Burning natural gas results in fewer greenhouse gas emissions than burning coal or other kinds of fossil fuels for the same amount of energy, according to the U.S. Energy Information Administration, but it still releases greenhouse gas emissions. Burning natural gas produces about 117 pounds of carbon dioxide per million British thermal units (a measure of heat). That’s compared with 200 pounds for coal and 160 pounds for fuel oil.

Equally critically, the production of natural gas results in leaks of methane all throughout the production process and methane is a greenhouse gas, too. It’s a different greenhouse gas than carbon dioxide, but still contributes to global warming.

Oil companies stand firm and deny allegations

The oil companies targeted in this investigation categorically deny the allegations made by the House Committee.

“The Committee’s fourteen month investigation, which included several hours of executive testimony and nearly a half-million pages of documents, failed on all fronts to uncover evidence of a climate disinformation campaign,” Curtis Smith, the media lead for Shell North America, told CNBC. “In fact, the handful of subpoenaed documents the Committee chose to highlight from Shell are evidence of the company’s extensive efforts to set aggressive targets, transform its portfolio and meaningfully participate in the ongoing energy transition.”

Exxon claims the House Committee lawmakers have been disingenuous in their representation of the oil company’s engagement.

“Our CEO has testified under oath on this subject during two all-day Congressional hearings before two separate committees, we’ve been in regular communication with the committee for over a year, and have provided staff with more than one million pages of documents, including board materials and internal communications,” Todd Spitler, corporate media relations senior advisor for Exxon, told CNBC.

“The House Oversight Committee report has sought to misrepresent ExxonMobil’s position on climate science, and its support for effective policy solutions, by recasting well intended, internal policy debates as an attempted company disinformation campaign. If specific members of the committee are so certain they’re right, why did they have to take so many things out of context to prove their point?”

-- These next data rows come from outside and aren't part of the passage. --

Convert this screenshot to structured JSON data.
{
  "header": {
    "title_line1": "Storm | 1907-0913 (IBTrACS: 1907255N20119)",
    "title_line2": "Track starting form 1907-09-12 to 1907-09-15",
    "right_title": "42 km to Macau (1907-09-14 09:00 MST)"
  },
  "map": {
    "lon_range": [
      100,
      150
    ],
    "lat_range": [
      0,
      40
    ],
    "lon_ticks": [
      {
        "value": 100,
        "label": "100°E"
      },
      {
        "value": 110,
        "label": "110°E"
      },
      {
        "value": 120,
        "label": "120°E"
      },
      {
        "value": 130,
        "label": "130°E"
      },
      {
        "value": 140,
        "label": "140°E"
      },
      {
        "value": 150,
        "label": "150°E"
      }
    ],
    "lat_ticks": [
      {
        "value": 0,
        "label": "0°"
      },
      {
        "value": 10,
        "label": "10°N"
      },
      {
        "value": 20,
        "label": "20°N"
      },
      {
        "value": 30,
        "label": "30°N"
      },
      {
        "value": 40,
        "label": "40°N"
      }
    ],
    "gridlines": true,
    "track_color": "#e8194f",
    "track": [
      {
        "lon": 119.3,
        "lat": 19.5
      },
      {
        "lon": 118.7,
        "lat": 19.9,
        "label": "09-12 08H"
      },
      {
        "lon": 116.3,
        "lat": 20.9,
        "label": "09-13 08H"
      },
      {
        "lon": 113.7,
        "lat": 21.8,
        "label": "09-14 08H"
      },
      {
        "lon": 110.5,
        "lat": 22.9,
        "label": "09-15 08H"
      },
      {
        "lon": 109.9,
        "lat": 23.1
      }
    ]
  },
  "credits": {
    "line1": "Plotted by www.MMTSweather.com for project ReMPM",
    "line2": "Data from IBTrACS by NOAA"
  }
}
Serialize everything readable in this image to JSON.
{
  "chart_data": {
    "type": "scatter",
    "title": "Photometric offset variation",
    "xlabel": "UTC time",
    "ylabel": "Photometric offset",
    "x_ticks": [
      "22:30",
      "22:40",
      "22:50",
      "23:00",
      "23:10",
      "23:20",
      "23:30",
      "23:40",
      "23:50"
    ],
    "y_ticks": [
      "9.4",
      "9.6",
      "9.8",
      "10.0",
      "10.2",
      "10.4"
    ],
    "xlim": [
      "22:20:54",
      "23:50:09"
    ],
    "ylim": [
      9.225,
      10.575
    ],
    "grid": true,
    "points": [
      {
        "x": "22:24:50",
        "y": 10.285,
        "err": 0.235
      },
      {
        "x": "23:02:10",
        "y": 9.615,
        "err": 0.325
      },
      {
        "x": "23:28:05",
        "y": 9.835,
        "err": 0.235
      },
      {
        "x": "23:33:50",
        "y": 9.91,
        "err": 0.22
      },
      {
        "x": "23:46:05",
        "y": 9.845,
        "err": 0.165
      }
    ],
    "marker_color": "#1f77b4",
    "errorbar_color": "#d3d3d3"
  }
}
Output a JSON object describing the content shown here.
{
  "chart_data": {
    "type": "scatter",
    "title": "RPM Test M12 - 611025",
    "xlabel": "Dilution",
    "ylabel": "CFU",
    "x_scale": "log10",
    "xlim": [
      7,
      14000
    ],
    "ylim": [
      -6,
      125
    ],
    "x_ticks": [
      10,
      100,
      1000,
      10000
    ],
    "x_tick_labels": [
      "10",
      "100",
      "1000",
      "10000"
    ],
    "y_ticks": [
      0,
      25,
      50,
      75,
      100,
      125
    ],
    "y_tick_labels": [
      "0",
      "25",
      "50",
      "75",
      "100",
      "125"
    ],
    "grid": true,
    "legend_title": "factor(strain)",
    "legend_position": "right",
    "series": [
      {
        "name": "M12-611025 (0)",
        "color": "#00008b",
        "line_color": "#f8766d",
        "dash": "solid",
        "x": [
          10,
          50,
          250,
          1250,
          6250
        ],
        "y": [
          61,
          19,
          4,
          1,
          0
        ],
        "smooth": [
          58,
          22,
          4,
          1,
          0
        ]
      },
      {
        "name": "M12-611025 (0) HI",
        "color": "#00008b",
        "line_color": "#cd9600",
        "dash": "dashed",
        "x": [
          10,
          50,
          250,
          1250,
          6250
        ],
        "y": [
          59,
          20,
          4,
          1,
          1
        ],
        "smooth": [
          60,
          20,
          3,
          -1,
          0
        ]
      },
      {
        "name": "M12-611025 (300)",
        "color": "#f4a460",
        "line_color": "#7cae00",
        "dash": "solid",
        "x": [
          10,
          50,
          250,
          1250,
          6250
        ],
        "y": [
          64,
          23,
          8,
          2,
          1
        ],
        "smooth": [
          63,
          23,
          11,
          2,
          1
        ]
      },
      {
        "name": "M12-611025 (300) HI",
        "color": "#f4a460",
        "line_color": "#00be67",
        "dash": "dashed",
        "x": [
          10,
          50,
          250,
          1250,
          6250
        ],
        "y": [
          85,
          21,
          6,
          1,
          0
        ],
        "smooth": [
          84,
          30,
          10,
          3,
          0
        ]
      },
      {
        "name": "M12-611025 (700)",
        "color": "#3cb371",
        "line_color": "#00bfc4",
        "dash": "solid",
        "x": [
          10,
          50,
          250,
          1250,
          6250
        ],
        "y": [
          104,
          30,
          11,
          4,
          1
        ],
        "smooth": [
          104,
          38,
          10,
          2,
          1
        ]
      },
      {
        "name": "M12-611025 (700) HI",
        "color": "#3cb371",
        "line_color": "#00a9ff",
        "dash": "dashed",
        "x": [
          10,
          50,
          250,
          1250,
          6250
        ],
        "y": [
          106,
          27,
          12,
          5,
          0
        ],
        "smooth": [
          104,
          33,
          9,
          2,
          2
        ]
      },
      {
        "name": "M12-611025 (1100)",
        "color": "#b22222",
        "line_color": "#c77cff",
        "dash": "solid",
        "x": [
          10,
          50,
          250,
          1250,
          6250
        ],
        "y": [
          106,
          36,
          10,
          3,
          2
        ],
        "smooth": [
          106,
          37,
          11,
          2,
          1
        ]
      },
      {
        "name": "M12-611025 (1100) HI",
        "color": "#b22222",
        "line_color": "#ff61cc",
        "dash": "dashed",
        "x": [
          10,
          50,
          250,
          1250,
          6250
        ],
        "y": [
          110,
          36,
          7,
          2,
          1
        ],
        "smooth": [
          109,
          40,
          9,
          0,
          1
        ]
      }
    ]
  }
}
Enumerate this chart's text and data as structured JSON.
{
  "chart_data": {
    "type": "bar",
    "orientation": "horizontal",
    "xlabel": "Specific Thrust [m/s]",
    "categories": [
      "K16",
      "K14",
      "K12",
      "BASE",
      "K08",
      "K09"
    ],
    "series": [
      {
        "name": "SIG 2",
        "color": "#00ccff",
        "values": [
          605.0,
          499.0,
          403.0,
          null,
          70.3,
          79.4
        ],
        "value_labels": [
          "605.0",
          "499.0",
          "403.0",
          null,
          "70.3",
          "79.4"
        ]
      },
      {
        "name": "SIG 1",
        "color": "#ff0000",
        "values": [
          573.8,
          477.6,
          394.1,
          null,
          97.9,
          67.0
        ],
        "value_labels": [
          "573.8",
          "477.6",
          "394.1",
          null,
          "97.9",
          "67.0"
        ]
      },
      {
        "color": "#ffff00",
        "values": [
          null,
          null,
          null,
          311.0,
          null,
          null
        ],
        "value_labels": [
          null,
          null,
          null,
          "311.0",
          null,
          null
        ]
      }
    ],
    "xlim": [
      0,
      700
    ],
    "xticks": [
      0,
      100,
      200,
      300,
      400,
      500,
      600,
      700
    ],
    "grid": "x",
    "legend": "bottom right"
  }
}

The industry trade group, the American Petroleum Institute, says it is focused on both providing secure sources of energy and addressing climate change at the same time.

“Our industry is focused on continuing to produce affordable, reliable energy while tackling the climate challenge, and any allegations to the contrary are false.  The U.S. natural gas and oil industry has contributed to the significant progress the U.S. has made in reducing America’s CO2 emissions to near generational lows with the increased use of natural gas,” Megan Bloomgren, senior vice president of the American Petroleum Institute, told CNBC.

The API also pointed to the industry’s focus on developing carbon capture, utilization and storage (CCUS) and hydrogen technologies.

“We are poised to be a leader in the next generation of low carbon technologies, including CCUS and Hydrogen — technologies widely recognized to be critical to meet the world’s emissions reduction targets.  API will continue to work with policymakers on both sides of the aisle for policies that support industry innovation and further the progress we’ve made on emissions reductions,” Bloomgren said.

Chevron declined to comment. In June, Chevron CEO Mike Wirth wrote an open letter to President Joe Biden saying that the oil company had produced the highest volume of oil and gas in its 143-year history in 2021. And Wirth pointed out that carbon emissions associated with segments of its oil and gas production was lower than global averages.

“At roughly 15 kg of CO2-equivalent per barrel, Chevron’s Permian Basin carbon intensity is some two-thirds lower than the global industry average. U.S. Gulf of Mexico production has carbon intensity just a fraction of the global industry average,” Wirth wrote. In the letter Wirth also said the oil company was investing $10 billion to reduce greenhouse gas emissions, scale carbon capture and hydrogen technologies, and grow its renewable liquid fuels production. 

BP did not immediately respond to an email seeking comment.